Gino Kenny TD said: There is and continues to be a democratic deficient in this Dáil. The term ‘New Politics’ which was meant to herald a new chapter in minority government’s approach to opposition parties putting forward progressive legislation. The skulduggery done in relation to the Cannabis for Medicinal Use Regulation Bill which I put forward in 2016 was a case in point. On two occasions it was passed by a majority of deputies in the DáiI in realty the opposite has happened and the term ‘New Politics’ is as jaded and this 32nd Dáil itself.”
Dáil Standing Order 179 is amended by replacing all after “Bills involving the appropriation of revenue or other public moneys.” With the following ;
(1) A Bill which involves the appropriation of revenue or other public moneys for the purpose of Article 17.2 of the Constitution shall not be initiated by any member, save a Member of the Government.
(2)(a) The Committee Stage of a Bill which involves the appropriation of revenue or other public moneys for the purpose of Article 17.2 of the Constitution shall not be taken unless the purpose of the appropriation has been recommended to the Dáil by a Message from the Government.
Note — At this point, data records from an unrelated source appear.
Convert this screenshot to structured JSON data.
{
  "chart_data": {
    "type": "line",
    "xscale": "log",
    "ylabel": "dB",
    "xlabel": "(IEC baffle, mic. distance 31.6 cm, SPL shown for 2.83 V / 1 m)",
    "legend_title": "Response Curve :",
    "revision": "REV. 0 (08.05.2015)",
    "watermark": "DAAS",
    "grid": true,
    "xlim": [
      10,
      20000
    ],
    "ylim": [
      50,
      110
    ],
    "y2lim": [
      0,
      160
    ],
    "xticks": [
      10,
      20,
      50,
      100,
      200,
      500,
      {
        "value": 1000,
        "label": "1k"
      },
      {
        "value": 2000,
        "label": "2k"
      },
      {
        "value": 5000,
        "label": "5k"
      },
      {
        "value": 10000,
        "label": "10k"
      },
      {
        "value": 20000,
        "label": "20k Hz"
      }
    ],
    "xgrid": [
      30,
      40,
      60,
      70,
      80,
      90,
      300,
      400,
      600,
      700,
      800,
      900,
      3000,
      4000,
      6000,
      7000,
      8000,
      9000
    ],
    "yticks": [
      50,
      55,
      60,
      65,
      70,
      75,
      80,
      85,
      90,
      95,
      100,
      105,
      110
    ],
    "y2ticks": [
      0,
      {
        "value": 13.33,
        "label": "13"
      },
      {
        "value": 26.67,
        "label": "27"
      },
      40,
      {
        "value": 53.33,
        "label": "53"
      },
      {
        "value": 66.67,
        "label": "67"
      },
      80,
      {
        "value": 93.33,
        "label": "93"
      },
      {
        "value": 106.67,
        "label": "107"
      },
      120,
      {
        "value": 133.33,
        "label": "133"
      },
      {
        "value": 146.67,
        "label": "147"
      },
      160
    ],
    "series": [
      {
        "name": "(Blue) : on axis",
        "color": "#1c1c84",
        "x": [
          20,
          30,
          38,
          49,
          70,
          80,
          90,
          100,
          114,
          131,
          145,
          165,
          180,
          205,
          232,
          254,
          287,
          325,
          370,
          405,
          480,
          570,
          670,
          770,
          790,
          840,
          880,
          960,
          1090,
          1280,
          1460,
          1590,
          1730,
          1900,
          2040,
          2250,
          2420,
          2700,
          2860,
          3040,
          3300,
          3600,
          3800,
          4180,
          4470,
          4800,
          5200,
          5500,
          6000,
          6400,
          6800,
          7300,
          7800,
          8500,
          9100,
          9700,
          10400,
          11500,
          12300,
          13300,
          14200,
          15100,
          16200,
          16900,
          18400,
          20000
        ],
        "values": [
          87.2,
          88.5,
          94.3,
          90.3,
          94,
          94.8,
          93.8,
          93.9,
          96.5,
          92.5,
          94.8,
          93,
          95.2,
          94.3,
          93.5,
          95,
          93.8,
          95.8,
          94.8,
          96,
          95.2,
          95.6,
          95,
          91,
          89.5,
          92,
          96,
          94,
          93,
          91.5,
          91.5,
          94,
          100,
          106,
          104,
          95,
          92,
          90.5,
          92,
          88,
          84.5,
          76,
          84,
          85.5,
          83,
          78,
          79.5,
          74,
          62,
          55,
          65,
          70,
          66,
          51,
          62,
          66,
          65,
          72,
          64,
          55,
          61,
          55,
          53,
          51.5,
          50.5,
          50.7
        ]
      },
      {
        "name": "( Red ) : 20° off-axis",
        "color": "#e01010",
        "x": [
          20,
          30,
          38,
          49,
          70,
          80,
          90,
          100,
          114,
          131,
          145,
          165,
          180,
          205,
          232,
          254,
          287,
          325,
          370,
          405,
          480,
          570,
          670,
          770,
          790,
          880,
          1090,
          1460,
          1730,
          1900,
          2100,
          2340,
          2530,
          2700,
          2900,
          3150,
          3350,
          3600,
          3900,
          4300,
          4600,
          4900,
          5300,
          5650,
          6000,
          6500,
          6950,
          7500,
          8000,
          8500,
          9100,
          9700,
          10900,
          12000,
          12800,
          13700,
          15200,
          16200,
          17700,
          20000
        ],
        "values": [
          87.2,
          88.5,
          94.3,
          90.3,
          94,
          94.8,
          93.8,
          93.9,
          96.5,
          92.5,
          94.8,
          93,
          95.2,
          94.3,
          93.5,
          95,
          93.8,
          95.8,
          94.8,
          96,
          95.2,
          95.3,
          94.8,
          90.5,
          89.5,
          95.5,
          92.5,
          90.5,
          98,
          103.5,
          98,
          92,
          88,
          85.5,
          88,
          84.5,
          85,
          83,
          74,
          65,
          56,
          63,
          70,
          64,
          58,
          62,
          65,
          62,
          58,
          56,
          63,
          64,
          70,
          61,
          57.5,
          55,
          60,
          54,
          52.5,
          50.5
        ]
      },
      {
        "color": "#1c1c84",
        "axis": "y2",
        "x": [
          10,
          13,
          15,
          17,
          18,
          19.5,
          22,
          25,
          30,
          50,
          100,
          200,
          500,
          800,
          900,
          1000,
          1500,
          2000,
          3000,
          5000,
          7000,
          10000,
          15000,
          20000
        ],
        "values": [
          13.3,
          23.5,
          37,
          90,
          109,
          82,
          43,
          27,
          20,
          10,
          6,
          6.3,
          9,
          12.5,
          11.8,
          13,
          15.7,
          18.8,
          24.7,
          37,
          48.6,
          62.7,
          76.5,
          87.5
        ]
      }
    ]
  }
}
The text of any Message shall be printed on the Order Paper.
(b) Where a decision (hereafter the ‘first decision’) has been made in respect of a Bill which appeared on the Order Paper immediately prior to the coming into effect of this paragraph that that Bill is a Bill of the kind referred to in the paragraph which has been replaced by this paragraph and further where no Message from the Government has been printed on the Order Paper on foot of that first decision, the Ceann Comhairle shall, on application to him or her in writing by any member, decide whether that Bill is a Bill of the kind referred to in paragraph (a) of this paragraph and on the making of that decision the first decision shall be deemed to have no effect.
(3)(a) A Bill which may upon its enactment be implemented entirely out of moneys provided by the Oireachtas pursuant to the Appropriation Act (i.e. out of voted expenditure) or another Act (i.e. out of non-voted expenditure) shall be deemed to be a Bill which does not involve the appropriation of revenue or other public moneys for the purpose of Article 17.2 of the Constitution.
(b) For the avoidance of doubt, and without prejudice to the generality of sub-paragraph (b), a Bill shall not be deemed to be a Bill for the appropriation of revenue or other public moneys for the purpose of Article 17.2 of the Constitution solely by virtue of the fact that;
(i) it creates a new criminal offence,
(ii) it creates a new basis of civil liability,
(iii) it provides for the making of regulations by a Minister or public body,
(iv) its implementation may give rise to legal costs to a Government Department or public body, or
(v) it may give rise to a need to compensate a person or persons arising from a change in the law which it prescribes.
(4) An amendment to a Bill which, if adopted, would render the Bill a Bill which involves the appropriation of revenue or other public moneys within the meaning of paragraph (3) may not be moved by any member, save a member of the Government or Minister of State.